Nun fordert auch noch der "Seuchenrat", ein Beratungsgremium des ungarischen Gesundheitsministeriums, dass sich der Produzent schnell um eine Zulassung bei der Europäischen Arzneimittelagentur EMEA kümmern soll, "um verloren gegangenes Vertrauen" wieder herzustellen. Die Berater der Regierung stellen sich ebenso auf den Standpunkt, dass man nach dem derzeitigen Prüfstand eine Ausgabe an Schwangere und Kleinstkinder nicht gutheißen könne. Alternative Impfstoffe seien derzeit aber nicht ausreichend im Lande verfügbar, sagte András Szalka, ein Mitglied des Seuchenrates.

Er kritisierte auch, dass die offiziellen ungarischen Gesundheitsbehörden weder genug Mittel noch Laborkapazitäten hätten, um schnell und umfassend selbst solche Tests durchzuführen. Ärzte und Pharmakologen führender Kliniken kritisierten die unvorsichtige Eile bei den medizinisch zweifelhaften Bemühungen um einen flächendeckenden Impfschutz für die Bevölkerung.

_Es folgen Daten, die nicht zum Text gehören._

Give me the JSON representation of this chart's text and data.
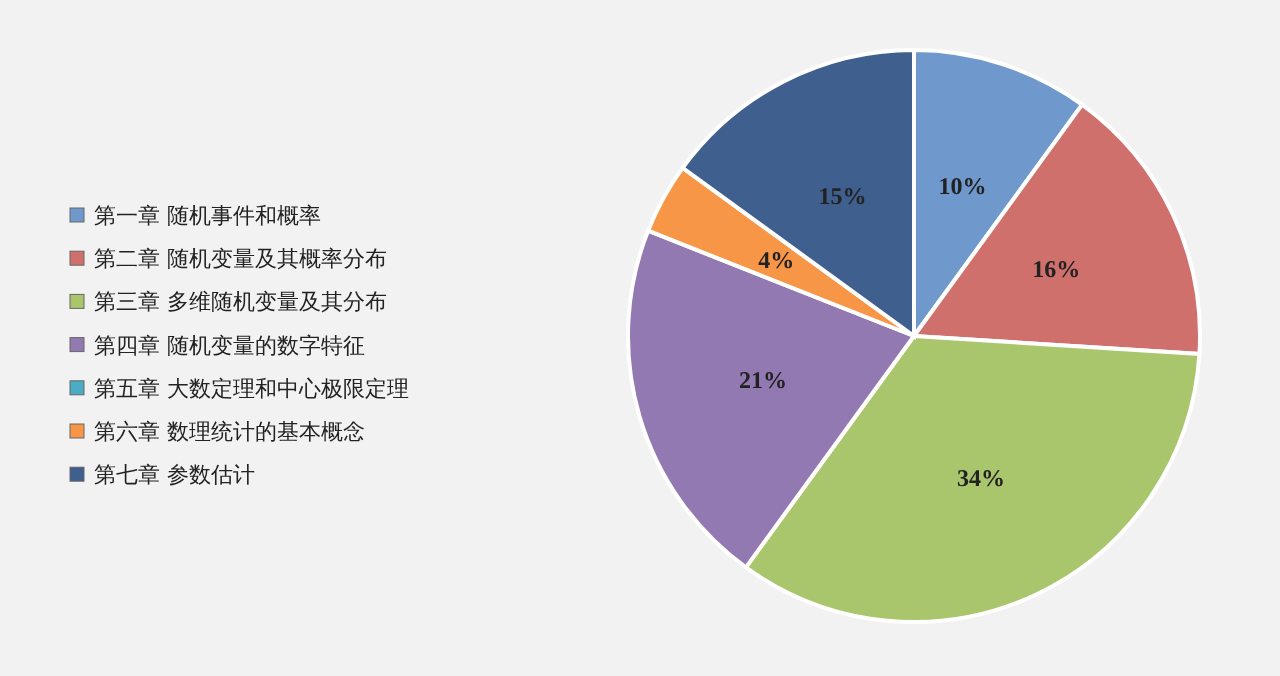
{
  "chart_data": {
    "type": "pie",
    "categories": [
      "第一章 随机事件和概率",
      "第二章 随机变量及其概率分布",
      "第三章 多维随机变量及其分布",
      "第四章 随机变量的数字特征",
      "第五章 大数定理和中心极限定理",
      "第六章 数理统计的基本概念",
      "第七章 参数估计"
    ],
    "values": [
      10,
      16,
      34,
      21,
      0,
      4,
      15
    ],
    "colors": [
      "#6f98cc",
      "#d0706d",
      "#a9c66c",
      "#9279b2",
      "#4bacc6",
      "#f79646",
      "#3f5f8f"
    ],
    "value_labels": [
      "10%",
      "16%",
      "34%",
      "21%",
      null,
      "4%",
      "15%"
    ],
    "legend": "left"
  }
}
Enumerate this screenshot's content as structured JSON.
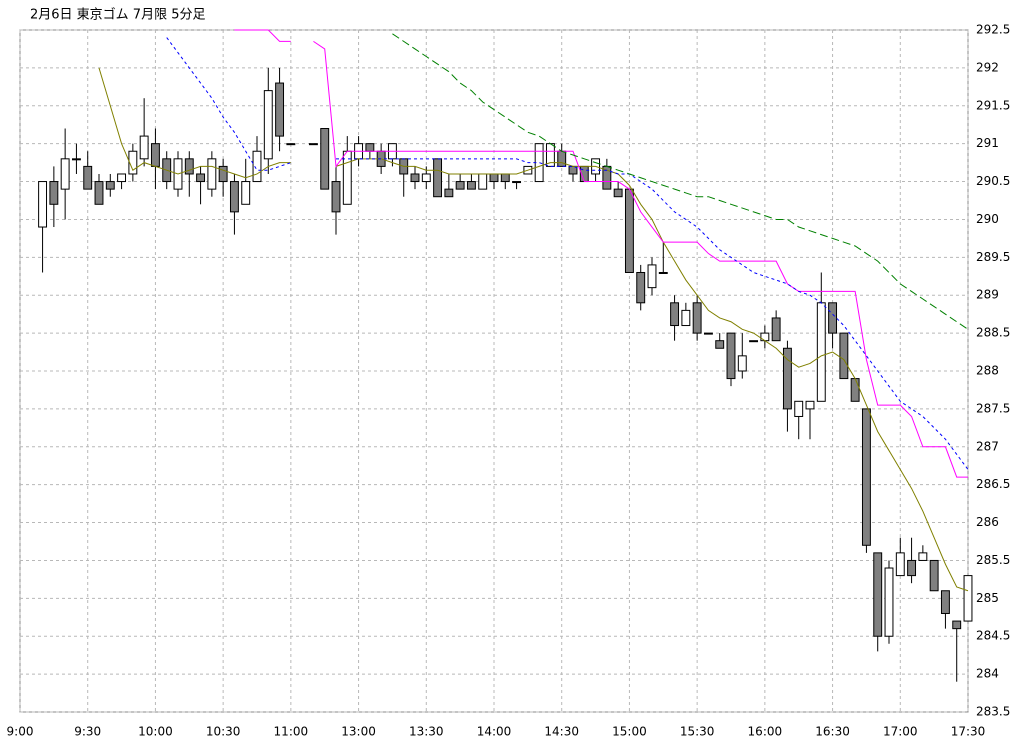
{
  "chart_data": {
    "type": "candlestick",
    "title": "2月6日 東京ゴム 7月限 5分足",
    "open": [
      null,
      null,
      289.9,
      290.5,
      290.4,
      290.8,
      290.7,
      290.5,
      290.5,
      290.5,
      290.6,
      290.8,
      291.0,
      290.8,
      290.4,
      290.8,
      290.6,
      290.4,
      290.7,
      290.5,
      290.2,
      290.5,
      290.8,
      291.8,
      291.0,
      null,
      291.0,
      291.2,
      290.5,
      290.2,
      290.8,
      291.0,
      290.9,
      290.8,
      290.8,
      290.6,
      290.5,
      290.8,
      290.4,
      290.5,
      290.5,
      290.4,
      290.6,
      290.6,
      290.5,
      290.6,
      290.5,
      290.7,
      290.9,
      290.7,
      290.7,
      290.6,
      290.7,
      290.4,
      290.4,
      289.3,
      289.1,
      289.3,
      288.9,
      288.6,
      288.9,
      288.5,
      288.4,
      288.5,
      288.0,
      288.4,
      288.4,
      288.7,
      288.3,
      287.4,
      287.5,
      287.6,
      288.9,
      288.5,
      287.9,
      287.5,
      285.6,
      284.5,
      285.3,
      285.5,
      285.5,
      285.5,
      285.1,
      284.7,
      284.7
    ],
    "high": [
      null,
      null,
      290.5,
      290.7,
      291.2,
      291.0,
      290.9,
      290.6,
      290.6,
      290.6,
      291.0,
      291.6,
      291.2,
      290.9,
      290.9,
      290.9,
      290.7,
      290.9,
      290.8,
      290.6,
      290.8,
      291.1,
      292.0,
      292.0,
      291.0,
      null,
      291.0,
      291.2,
      290.7,
      291.1,
      291.1,
      291.0,
      291.0,
      291.0,
      290.8,
      290.7,
      290.7,
      290.8,
      290.6,
      290.6,
      290.6,
      290.6,
      290.6,
      290.6,
      290.5,
      290.7,
      291.0,
      291.0,
      291.0,
      290.7,
      290.7,
      290.8,
      290.8,
      290.5,
      290.4,
      289.4,
      289.5,
      289.7,
      289.0,
      288.9,
      289.0,
      288.5,
      288.5,
      288.5,
      288.5,
      288.4,
      288.6,
      288.8,
      288.4,
      287.6,
      287.6,
      289.3,
      288.9,
      288.5,
      287.9,
      287.5,
      285.6,
      285.5,
      285.8,
      285.8,
      285.7,
      285.5,
      285.1,
      284.7,
      285.3
    ],
    "low": [
      null,
      null,
      289.3,
      289.9,
      290.0,
      290.6,
      290.4,
      290.2,
      290.3,
      290.4,
      290.5,
      290.7,
      290.4,
      290.4,
      290.3,
      290.3,
      290.2,
      290.3,
      290.3,
      289.8,
      290.2,
      290.5,
      290.6,
      290.9,
      291.0,
      null,
      291.0,
      290.4,
      289.8,
      290.2,
      290.7,
      290.8,
      290.6,
      290.7,
      290.3,
      290.4,
      290.4,
      290.3,
      290.3,
      290.4,
      290.4,
      290.4,
      290.4,
      290.4,
      290.4,
      290.6,
      290.5,
      290.7,
      290.7,
      290.5,
      290.5,
      290.5,
      290.4,
      290.3,
      289.3,
      288.8,
      289.0,
      289.3,
      288.4,
      288.6,
      288.4,
      288.5,
      288.3,
      287.8,
      287.9,
      288.4,
      288.3,
      288.4,
      287.2,
      287.1,
      287.1,
      287.6,
      288.3,
      287.9,
      287.6,
      285.6,
      284.3,
      284.4,
      285.3,
      285.2,
      285.5,
      285.1,
      284.6,
      283.9,
      284.7
    ],
    "close": [
      null,
      null,
      290.5,
      290.2,
      290.8,
      290.8,
      290.4,
      290.2,
      290.4,
      290.6,
      290.9,
      291.1,
      290.7,
      290.5,
      290.8,
      290.6,
      290.5,
      290.8,
      290.5,
      290.1,
      290.5,
      290.9,
      291.7,
      291.1,
      291.0,
      null,
      291.0,
      290.4,
      290.1,
      290.9,
      291.0,
      290.9,
      290.7,
      291.0,
      290.6,
      290.5,
      290.6,
      290.3,
      290.3,
      290.4,
      290.4,
      290.6,
      290.5,
      290.5,
      290.5,
      290.7,
      291.0,
      291.0,
      290.7,
      290.6,
      290.5,
      290.8,
      290.4,
      290.3,
      289.3,
      288.9,
      289.4,
      289.3,
      288.6,
      288.8,
      288.5,
      288.5,
      288.3,
      287.9,
      288.2,
      288.4,
      288.5,
      288.4,
      287.5,
      287.6,
      287.6,
      288.9,
      288.5,
      287.9,
      287.6,
      285.7,
      284.5,
      285.4,
      285.6,
      285.3,
      285.6,
      285.1,
      284.8,
      284.6,
      285.3
    ],
    "up_color": "#ffffff",
    "down_color": "#808080",
    "lines": [
      {
        "color": "#808000",
        "dash": "none",
        "values": [
          null,
          null,
          null,
          null,
          null,
          null,
          null,
          292.0,
          291.5,
          291.0,
          290.65,
          290.75,
          290.7,
          290.65,
          290.6,
          290.65,
          290.7,
          290.7,
          290.65,
          290.6,
          290.55,
          290.6,
          290.7,
          290.75,
          290.75,
          null,
          null,
          null,
          290.7,
          290.75,
          290.8,
          290.8,
          290.8,
          290.75,
          290.7,
          290.7,
          290.65,
          290.65,
          290.6,
          290.6,
          290.6,
          290.6,
          290.6,
          290.6,
          290.6,
          290.65,
          290.7,
          290.75,
          290.75,
          290.7,
          290.7,
          290.7,
          290.65,
          290.6,
          290.45,
          290.2,
          290.0,
          289.7,
          289.45,
          289.2,
          289.0,
          288.8,
          288.7,
          288.65,
          288.55,
          288.5,
          288.4,
          288.3,
          288.15,
          288.05,
          288.1,
          288.2,
          288.25,
          288.15,
          287.9,
          287.55,
          287.2,
          286.95,
          286.7,
          286.45,
          286.15,
          285.8,
          285.45,
          285.15,
          285.1
        ]
      },
      {
        "color": "#ff00ff",
        "dash": "none",
        "values": [
          null,
          null,
          null,
          null,
          null,
          null,
          null,
          null,
          null,
          null,
          null,
          null,
          null,
          null,
          null,
          null,
          null,
          null,
          null,
          292.5,
          292.5,
          292.5,
          292.5,
          292.35,
          292.35,
          null,
          292.35,
          292.25,
          290.7,
          290.9,
          290.9,
          290.9,
          290.9,
          290.9,
          290.9,
          290.9,
          290.9,
          290.9,
          290.9,
          290.9,
          290.9,
          290.9,
          290.9,
          290.9,
          290.9,
          290.9,
          290.9,
          290.9,
          290.9,
          290.9,
          290.5,
          290.5,
          290.5,
          290.5,
          290.4,
          290.1,
          289.9,
          289.7,
          289.7,
          289.7,
          289.7,
          289.55,
          289.45,
          289.45,
          289.45,
          289.45,
          289.45,
          289.45,
          289.15,
          289.05,
          289.05,
          289.05,
          289.05,
          289.05,
          289.05,
          288.15,
          287.55,
          287.55,
          287.55,
          287.4,
          287.0,
          287.0,
          287.0,
          286.6,
          286.6
        ]
      },
      {
        "color": "#0000ff",
        "dash": "3,3",
        "values": [
          null,
          null,
          null,
          null,
          null,
          null,
          null,
          null,
          null,
          null,
          null,
          null,
          null,
          292.4,
          292.2,
          292.0,
          291.8,
          291.6,
          291.35,
          291.15,
          290.9,
          290.65,
          290.65,
          290.7,
          290.75,
          null,
          null,
          null,
          290.8,
          290.8,
          290.8,
          290.8,
          290.8,
          290.8,
          290.8,
          290.8,
          290.8,
          290.8,
          290.8,
          290.8,
          290.8,
          290.8,
          290.8,
          290.8,
          290.8,
          290.75,
          290.75,
          290.7,
          290.7,
          290.7,
          290.65,
          290.65,
          290.65,
          290.6,
          290.6,
          290.5,
          290.4,
          290.25,
          290.1,
          290.0,
          289.9,
          289.75,
          289.6,
          289.5,
          289.4,
          289.3,
          289.25,
          289.2,
          289.15,
          289.05,
          289.0,
          288.9,
          288.75,
          288.6,
          288.4,
          288.2,
          288.0,
          287.8,
          287.6,
          287.5,
          287.4,
          287.25,
          287.1,
          286.9,
          286.7
        ]
      },
      {
        "color": "#008000",
        "dash": "8,4",
        "values": [
          null,
          null,
          null,
          null,
          null,
          null,
          null,
          null,
          null,
          null,
          null,
          null,
          null,
          null,
          null,
          null,
          null,
          null,
          null,
          null,
          null,
          null,
          null,
          null,
          null,
          null,
          null,
          null,
          null,
          null,
          null,
          null,
          null,
          292.45,
          292.35,
          292.25,
          292.15,
          292.05,
          291.95,
          291.8,
          291.7,
          291.55,
          291.45,
          291.35,
          291.25,
          291.15,
          291.1,
          291.0,
          290.9,
          290.85,
          290.8,
          290.75,
          290.7,
          290.65,
          290.6,
          290.55,
          290.5,
          290.45,
          290.4,
          290.35,
          290.3,
          290.3,
          290.25,
          290.2,
          290.15,
          290.1,
          290.05,
          290.0,
          290.0,
          289.9,
          289.85,
          289.8,
          289.75,
          289.7,
          289.65,
          289.55,
          289.45,
          289.3,
          289.15,
          289.05,
          288.95,
          288.85,
          288.75,
          288.65,
          288.55
        ]
      }
    ],
    "xlim": [
      0,
      84
    ],
    "xticks": [
      {
        "value": 0,
        "label": "9:00"
      },
      {
        "value": 6,
        "label": "9:30"
      },
      {
        "value": 12,
        "label": "10:00"
      },
      {
        "value": 18,
        "label": "10:30"
      },
      {
        "value": 24,
        "label": "11:00"
      },
      {
        "value": 30,
        "label": "13:00"
      },
      {
        "value": 36,
        "label": "13:30"
      },
      {
        "value": 42,
        "label": "14:00"
      },
      {
        "value": 48,
        "label": "14:30"
      },
      {
        "value": 54,
        "label": "15:00"
      },
      {
        "value": 60,
        "label": "15:30"
      },
      {
        "value": 66,
        "label": "16:00"
      },
      {
        "value": 72,
        "label": "16:30"
      },
      {
        "value": 78,
        "label": "17:00"
      },
      {
        "value": 84,
        "label": "17:30"
      }
    ],
    "ylim": [
      283.5,
      292.5
    ],
    "yticks": [
      283.5,
      284,
      284.5,
      285,
      285.5,
      286,
      286.5,
      287,
      287.5,
      288,
      288.5,
      289,
      289.5,
      290,
      290.5,
      291,
      291.5,
      292,
      292.5
    ],
    "grid": true
  }
}
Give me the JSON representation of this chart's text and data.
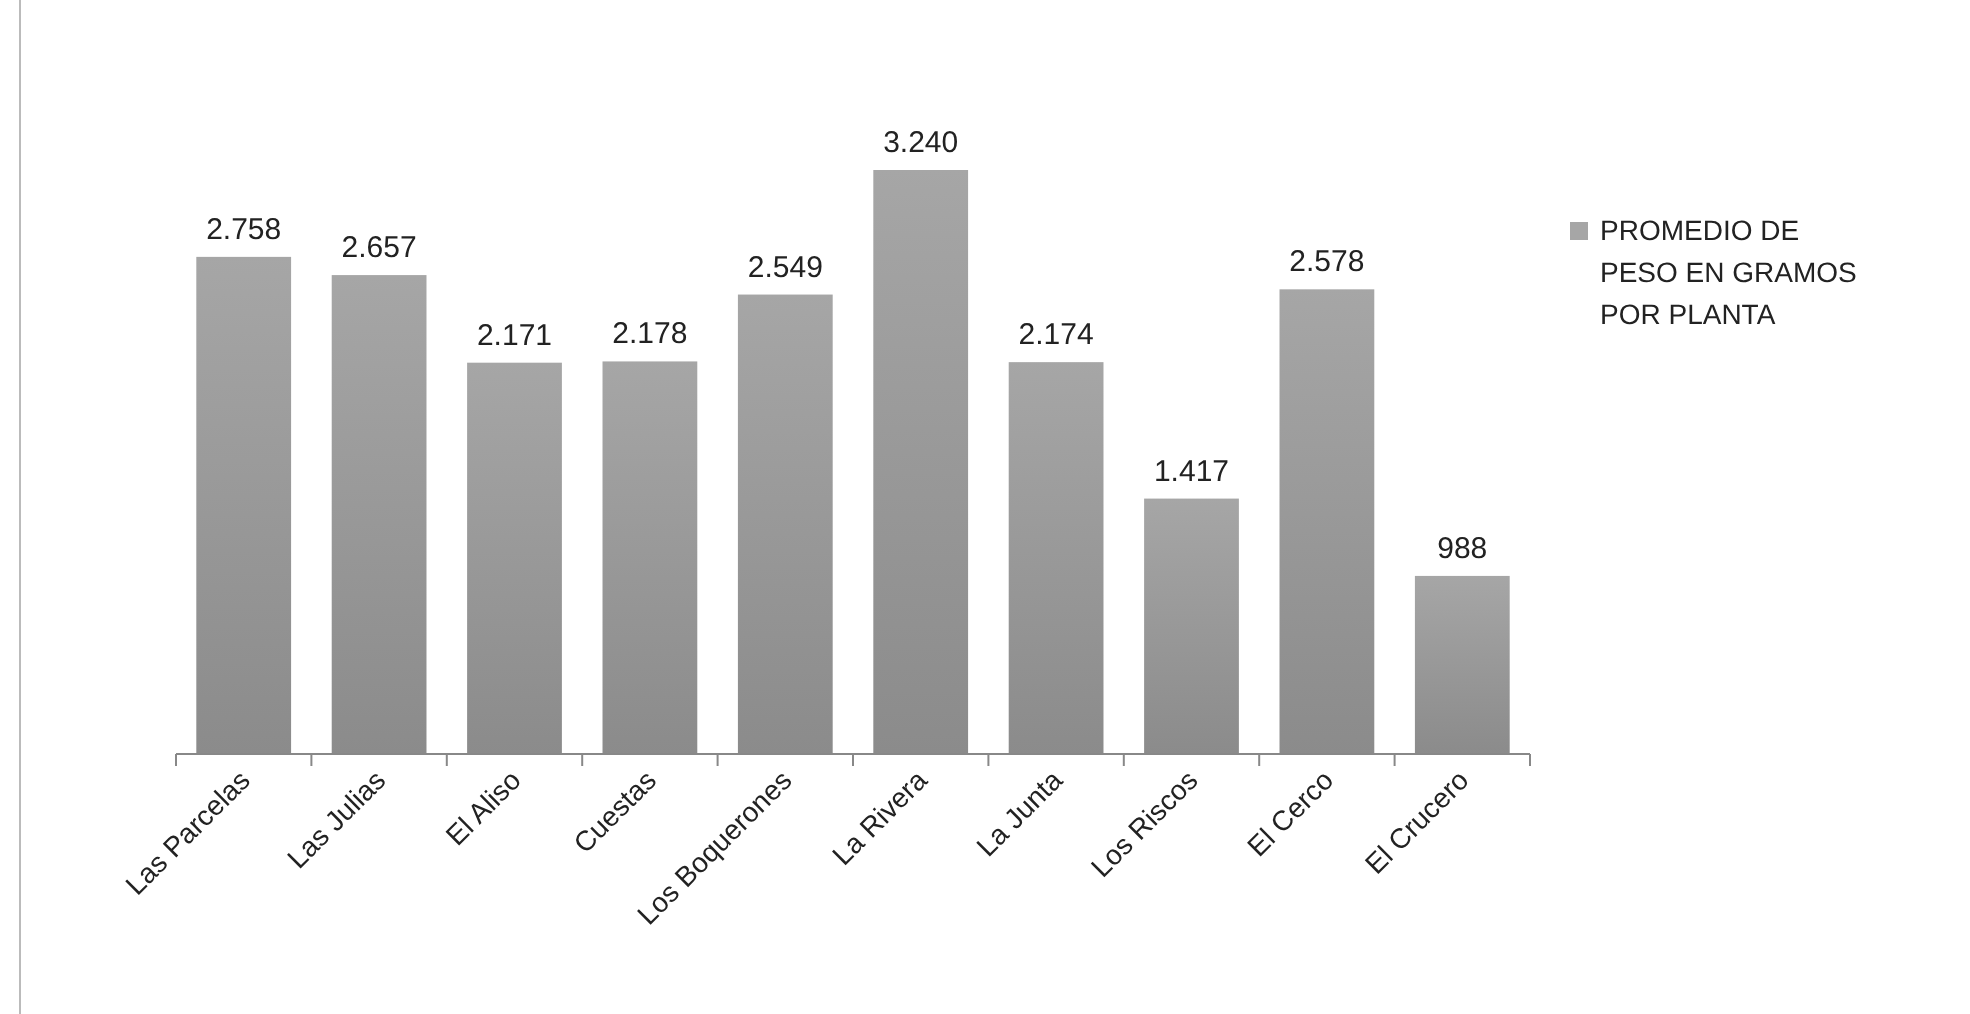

Der Gesundheitsminister Tamás Szekely reagierte genervt auf die Ratschläge seiner Experten und disqualifizierte sie bei einer Sitzung am gestrigen Montagabend als "private Meinung" ab. Er äußerte, "der ungarische Impfstoff ist auch nicht schlechter als andere Produkte, die man derzeit auf dem Markt" habe. Eine Formulierung, die nicht unbedingt beruhigen wird. Er fügte hinzu, dass auch die US-Behörde für Katastrophenschutz eine Impfung für Schwangere empfohlen hat, verschwieg aber, dass die Zulassungsstelle für Medikamente, dies ausdrücklich (noch) nicht empfohlen hat.

Ungarn hat bisher 283 Fälle der neuen Grippe gemeldet, am letzten Donnerstag gab es den vierten Todesfall, womit Ungarn eine relativ hohe Sterberate hat, allerdings schon beim ersten Todesfall wurde von Experten in Zweifel gezogen, dass die Schweinegrippe wirklich die Todesursache war.